Sandberg was responding to a question from analyst Safa Rashtchy at the Piper Jaffray Global Internet Summit in Laguna Beach, California, about whether the company had gotten off to a slow start in its display ads business.
Her comments were Webcast on Google's investor relations Web site.
Google derives virtually all of its revenue from selling pay-per-click, text-based advertising as opposed to display advertising, such as banners on an Internet page, a market that rival Yahoo Inc continues to dominate.
The company has been experimenting for two years with running graphical advertising on affiliated Web sites supplied by Google rather than testing ads on its own search results pages.
Last month, it introduced a plan to offer "click to play" video advertising.
"When we think about display advertising, we think we are just beginning," Sandberg said.

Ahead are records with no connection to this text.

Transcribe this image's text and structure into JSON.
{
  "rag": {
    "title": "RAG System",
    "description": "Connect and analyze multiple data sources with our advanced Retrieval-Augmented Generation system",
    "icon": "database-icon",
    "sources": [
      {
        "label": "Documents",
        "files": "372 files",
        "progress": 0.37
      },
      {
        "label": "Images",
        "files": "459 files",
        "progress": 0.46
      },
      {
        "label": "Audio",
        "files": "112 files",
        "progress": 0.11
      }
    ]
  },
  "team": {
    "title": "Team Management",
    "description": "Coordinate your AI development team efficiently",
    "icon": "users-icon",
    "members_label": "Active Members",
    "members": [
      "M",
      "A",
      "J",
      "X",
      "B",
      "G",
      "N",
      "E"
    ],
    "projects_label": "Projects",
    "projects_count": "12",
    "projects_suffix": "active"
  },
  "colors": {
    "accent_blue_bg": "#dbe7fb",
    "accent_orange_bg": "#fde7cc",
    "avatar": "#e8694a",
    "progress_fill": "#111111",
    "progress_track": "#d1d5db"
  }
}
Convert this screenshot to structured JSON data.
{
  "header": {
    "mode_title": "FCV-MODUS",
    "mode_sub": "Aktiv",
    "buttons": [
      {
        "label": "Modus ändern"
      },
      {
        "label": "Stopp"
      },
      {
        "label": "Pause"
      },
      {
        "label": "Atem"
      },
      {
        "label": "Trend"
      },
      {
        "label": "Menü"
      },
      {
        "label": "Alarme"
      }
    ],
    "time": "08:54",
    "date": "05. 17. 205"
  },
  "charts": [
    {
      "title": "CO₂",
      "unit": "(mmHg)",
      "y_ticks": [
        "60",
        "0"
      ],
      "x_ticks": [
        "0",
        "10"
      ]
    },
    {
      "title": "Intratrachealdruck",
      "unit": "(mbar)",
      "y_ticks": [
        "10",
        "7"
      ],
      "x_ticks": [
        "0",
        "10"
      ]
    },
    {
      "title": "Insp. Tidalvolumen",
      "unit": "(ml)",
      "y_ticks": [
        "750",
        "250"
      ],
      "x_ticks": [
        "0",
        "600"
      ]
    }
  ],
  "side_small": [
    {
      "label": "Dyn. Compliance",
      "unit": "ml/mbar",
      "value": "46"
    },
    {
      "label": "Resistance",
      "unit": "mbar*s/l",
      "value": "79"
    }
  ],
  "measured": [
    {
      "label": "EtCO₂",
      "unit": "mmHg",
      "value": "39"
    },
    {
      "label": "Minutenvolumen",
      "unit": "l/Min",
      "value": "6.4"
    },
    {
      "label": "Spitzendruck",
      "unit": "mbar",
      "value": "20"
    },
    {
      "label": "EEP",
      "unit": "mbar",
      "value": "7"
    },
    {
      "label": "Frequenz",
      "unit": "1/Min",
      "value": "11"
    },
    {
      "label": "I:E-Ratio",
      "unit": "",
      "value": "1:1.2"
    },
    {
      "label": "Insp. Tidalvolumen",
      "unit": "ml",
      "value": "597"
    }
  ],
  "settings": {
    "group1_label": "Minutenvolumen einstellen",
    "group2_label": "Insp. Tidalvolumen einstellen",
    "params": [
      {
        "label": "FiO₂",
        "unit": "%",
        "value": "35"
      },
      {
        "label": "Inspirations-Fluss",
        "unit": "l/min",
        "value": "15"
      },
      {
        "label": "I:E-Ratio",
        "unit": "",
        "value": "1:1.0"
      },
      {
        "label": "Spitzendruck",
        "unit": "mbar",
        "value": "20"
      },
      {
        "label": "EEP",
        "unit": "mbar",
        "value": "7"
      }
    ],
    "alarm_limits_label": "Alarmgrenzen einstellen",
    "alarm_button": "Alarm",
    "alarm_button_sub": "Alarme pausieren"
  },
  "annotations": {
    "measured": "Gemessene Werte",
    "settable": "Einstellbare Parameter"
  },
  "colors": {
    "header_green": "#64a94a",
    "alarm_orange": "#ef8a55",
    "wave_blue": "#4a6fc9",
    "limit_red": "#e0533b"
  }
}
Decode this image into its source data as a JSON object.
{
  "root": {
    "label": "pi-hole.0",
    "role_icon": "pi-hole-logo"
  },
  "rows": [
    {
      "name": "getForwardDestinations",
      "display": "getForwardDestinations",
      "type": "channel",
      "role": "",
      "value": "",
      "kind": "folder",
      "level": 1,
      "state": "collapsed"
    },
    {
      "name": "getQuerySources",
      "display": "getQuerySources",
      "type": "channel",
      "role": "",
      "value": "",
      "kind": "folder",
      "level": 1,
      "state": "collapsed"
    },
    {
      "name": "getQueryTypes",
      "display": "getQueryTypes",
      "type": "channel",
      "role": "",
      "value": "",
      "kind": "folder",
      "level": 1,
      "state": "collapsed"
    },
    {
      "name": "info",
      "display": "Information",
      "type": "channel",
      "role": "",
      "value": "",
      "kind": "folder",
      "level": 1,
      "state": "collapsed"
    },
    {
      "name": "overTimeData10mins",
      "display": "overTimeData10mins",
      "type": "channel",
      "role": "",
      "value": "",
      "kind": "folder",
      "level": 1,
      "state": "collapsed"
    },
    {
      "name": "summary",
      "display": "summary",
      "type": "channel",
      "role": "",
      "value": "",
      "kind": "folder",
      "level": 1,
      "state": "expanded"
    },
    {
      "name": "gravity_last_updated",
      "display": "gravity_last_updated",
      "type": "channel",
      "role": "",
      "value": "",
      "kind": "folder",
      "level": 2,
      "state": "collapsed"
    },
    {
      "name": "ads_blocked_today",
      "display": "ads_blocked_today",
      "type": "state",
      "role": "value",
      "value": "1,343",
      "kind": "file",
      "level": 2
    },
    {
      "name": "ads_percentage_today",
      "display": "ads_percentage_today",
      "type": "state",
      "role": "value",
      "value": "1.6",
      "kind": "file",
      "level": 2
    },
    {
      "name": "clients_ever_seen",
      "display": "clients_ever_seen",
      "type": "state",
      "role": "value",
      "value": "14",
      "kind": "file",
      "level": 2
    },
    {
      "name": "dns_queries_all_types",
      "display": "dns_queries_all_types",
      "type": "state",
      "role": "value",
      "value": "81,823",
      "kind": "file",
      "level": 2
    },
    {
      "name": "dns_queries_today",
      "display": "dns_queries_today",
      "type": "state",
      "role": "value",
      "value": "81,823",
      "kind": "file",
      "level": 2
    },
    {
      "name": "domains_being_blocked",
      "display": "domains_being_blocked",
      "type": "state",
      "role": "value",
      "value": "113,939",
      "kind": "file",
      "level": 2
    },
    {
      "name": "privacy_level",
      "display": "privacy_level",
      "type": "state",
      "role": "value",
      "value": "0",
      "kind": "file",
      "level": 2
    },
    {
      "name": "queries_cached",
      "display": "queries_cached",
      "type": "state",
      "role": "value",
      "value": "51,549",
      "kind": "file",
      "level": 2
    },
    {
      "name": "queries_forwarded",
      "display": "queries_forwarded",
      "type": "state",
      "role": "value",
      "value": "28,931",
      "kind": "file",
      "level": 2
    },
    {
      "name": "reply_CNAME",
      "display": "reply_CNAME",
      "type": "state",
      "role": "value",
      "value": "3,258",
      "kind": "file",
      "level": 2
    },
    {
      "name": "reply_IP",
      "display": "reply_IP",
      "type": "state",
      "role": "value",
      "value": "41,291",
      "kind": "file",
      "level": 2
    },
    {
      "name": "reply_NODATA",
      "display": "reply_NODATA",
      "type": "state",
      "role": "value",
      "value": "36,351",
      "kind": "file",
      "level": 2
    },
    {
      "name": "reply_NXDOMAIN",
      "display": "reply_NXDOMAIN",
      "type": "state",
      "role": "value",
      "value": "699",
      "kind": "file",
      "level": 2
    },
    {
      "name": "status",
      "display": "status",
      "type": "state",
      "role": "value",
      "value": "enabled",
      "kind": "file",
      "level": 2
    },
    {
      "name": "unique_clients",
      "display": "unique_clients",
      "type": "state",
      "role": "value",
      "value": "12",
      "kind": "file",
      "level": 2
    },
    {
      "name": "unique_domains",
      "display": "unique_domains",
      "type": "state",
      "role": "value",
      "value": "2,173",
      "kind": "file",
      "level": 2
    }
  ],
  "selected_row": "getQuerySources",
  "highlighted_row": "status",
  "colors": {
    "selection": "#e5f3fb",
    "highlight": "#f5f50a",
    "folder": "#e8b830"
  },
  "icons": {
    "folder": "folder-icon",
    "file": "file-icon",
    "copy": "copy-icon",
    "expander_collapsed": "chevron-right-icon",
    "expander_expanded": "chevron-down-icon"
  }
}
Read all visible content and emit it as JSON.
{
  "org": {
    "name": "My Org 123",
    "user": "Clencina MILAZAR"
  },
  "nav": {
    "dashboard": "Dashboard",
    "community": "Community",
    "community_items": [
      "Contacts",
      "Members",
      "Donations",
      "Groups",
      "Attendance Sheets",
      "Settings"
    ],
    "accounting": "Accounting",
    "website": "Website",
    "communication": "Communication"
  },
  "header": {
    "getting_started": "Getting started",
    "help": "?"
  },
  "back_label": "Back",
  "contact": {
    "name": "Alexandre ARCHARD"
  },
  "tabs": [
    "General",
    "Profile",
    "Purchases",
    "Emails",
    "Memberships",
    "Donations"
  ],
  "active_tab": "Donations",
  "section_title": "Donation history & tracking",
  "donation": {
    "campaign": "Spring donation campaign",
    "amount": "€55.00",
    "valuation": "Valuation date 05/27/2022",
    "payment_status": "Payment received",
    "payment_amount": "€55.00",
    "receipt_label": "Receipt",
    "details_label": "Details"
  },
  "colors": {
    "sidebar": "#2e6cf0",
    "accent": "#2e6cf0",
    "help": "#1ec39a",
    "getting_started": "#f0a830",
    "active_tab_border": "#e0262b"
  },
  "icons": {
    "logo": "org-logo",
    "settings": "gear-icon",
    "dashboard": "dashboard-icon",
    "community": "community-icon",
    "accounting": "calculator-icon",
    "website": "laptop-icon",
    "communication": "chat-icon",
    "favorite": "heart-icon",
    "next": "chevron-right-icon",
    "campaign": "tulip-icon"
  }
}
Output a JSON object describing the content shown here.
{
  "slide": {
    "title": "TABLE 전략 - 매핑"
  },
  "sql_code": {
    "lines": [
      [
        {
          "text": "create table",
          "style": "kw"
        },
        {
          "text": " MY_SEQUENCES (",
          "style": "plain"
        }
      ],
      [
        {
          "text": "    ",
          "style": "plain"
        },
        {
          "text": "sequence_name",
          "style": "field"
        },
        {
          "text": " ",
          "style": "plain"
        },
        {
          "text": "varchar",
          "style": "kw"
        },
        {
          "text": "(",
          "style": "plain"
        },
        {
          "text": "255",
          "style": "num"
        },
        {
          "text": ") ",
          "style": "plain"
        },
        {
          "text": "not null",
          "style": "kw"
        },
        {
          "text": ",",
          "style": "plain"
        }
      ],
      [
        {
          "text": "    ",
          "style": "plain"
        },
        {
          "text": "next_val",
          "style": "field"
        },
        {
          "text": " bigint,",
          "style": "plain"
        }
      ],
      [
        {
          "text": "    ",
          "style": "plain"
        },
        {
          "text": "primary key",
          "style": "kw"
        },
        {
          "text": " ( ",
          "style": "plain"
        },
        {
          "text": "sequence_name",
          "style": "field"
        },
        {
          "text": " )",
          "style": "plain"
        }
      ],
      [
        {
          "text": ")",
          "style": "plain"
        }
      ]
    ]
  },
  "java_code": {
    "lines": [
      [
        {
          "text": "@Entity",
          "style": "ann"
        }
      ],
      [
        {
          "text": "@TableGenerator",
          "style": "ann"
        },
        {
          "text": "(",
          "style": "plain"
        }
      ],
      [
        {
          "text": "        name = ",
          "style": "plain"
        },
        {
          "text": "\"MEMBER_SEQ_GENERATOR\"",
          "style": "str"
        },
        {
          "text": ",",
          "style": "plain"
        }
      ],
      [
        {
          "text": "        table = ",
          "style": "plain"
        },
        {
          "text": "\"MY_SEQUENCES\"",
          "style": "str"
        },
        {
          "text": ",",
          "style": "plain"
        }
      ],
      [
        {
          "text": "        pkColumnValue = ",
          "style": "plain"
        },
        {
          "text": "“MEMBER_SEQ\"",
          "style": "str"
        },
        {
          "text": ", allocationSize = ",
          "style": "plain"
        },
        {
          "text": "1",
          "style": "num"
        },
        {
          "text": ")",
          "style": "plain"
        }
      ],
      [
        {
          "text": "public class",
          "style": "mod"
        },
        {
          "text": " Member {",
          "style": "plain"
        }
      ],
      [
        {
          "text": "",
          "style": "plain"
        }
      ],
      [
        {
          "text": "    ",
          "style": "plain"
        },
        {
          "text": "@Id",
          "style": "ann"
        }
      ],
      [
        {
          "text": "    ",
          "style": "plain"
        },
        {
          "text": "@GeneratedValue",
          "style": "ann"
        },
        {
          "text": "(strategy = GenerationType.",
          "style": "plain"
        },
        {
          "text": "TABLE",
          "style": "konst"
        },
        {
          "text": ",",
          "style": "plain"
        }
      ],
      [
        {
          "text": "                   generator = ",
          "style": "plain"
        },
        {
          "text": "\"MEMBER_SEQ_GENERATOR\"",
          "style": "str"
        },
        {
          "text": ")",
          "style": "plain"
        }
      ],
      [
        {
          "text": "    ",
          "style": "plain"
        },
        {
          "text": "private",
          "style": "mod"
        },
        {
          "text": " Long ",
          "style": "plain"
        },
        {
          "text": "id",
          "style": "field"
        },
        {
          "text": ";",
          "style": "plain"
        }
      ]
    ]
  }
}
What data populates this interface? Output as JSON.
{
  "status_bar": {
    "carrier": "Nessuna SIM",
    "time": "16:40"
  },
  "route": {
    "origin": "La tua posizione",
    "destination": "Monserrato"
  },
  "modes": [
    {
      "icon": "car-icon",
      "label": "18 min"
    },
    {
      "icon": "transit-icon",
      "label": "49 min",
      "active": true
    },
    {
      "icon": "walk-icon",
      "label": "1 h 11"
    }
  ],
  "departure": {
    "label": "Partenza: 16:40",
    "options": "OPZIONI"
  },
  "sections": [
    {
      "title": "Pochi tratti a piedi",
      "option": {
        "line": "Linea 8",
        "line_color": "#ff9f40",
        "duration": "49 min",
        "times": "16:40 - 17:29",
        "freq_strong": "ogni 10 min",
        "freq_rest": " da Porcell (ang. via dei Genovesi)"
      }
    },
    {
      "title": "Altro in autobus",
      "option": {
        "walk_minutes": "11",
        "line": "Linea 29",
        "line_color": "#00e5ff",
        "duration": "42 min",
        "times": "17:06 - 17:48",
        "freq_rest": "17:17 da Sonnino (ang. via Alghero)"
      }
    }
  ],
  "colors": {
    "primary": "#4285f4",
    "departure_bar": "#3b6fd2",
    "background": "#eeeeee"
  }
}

Rashtchy asked Sandberg whether Google planned to offer ad services to cover "all media," including the broader world of traditional media outlets.
Sandberg declined to specify in which additional media formats Google was prepared to offer advertising.
"Our long-run vision is that we will be working with advertisers ... in lots of formats," she said.
"I don't think we know how we will do it," the Google executive said. "We don't believe we have to have the perfect answer before launch."
Sandberg declined to comment on Google's ad sales, citing the company's policy against commenting on its future financial outlook.
Google shares rose $1.46 to $383 in Nasdaq trading.